Assembly members return to work Monday at the State House for the first committee sessions since last June. Democrats and Republicans agreed on the issues that needed to be tackled and they stressed the need for bi-partisanship — but they didn’t agree how to solve the problems and they were already sounding very partisan.

Lawmakers in the NJ Assembly chambers during Gov. Chris Christie's 2016 budget address. (Governor's Office/Tim Larsen)

Assembly Speaker Vinnie Prieto (D-Secaucus) said replenishing the soon-to-be-bankrupt Transportation Trust Fund should be the first domino to fall and it would require a gas tax increase. Assembly Republican Leader Jon Bramnick (R-Westfield) said he was open to that if Democrats would be willing to consider lowering other taxes.

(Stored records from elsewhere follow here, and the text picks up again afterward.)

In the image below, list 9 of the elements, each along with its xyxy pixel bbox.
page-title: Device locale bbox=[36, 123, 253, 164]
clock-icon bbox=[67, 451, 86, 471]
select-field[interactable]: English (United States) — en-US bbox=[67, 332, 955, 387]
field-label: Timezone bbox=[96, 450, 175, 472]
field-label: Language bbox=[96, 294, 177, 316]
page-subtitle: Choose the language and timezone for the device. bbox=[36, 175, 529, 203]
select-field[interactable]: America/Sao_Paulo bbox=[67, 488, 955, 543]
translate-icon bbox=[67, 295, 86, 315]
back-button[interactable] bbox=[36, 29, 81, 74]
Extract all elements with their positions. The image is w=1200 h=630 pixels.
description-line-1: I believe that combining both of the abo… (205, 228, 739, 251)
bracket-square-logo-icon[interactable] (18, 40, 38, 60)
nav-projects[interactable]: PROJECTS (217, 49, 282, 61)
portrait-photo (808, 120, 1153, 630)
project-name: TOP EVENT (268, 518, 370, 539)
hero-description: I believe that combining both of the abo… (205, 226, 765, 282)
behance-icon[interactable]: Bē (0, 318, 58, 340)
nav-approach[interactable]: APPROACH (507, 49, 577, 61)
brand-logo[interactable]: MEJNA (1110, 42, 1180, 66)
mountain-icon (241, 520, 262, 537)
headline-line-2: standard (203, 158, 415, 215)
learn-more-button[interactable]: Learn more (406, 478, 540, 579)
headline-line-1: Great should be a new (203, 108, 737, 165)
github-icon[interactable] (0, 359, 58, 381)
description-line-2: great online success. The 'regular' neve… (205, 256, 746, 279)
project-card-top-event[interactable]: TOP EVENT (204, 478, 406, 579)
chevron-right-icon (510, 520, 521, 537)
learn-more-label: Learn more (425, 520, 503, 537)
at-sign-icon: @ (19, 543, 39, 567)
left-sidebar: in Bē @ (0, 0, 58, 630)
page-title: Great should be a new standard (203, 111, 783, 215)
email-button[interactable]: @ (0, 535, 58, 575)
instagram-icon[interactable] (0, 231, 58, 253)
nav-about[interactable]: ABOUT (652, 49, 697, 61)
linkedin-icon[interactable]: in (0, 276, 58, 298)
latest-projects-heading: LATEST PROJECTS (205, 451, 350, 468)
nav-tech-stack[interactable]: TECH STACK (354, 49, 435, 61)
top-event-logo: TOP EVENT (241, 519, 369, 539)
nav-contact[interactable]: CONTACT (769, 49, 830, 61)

Dealing with the underfunded public employees’ pension system, funding education and reining in property taxes were other agreed upon issues to be dealt with, but that's where the bi-partisanship is causing things to come to a screeching halt.

“Lowering property taxes, everybody wants to do that. We want to do that. We’re trying to be realistic," Prieto said. “It takes revenues to do that.”

Republicans said New Jerseyans should be worried when Democrats talk about the need to raise revenue.

“When the Democrats talk about raising revenue that only means one thing; raising your taxes and the only people that are paying those taxes are the residents of New Jersey,” said Assemblyman Anthony Bucco (R-Randolph). “We have to start to live within our means. If we want to make New Jersey more affordable, then these policies have to be solved without the old Democratic way of raising taxes across the board.”

Democrats challenged Republicans to produce detailed plans for how they would like to solve the state’s problems. The GOP then challenged the Democrats to go public with their plans. The plan for bi-partisanship seemed shaky at best.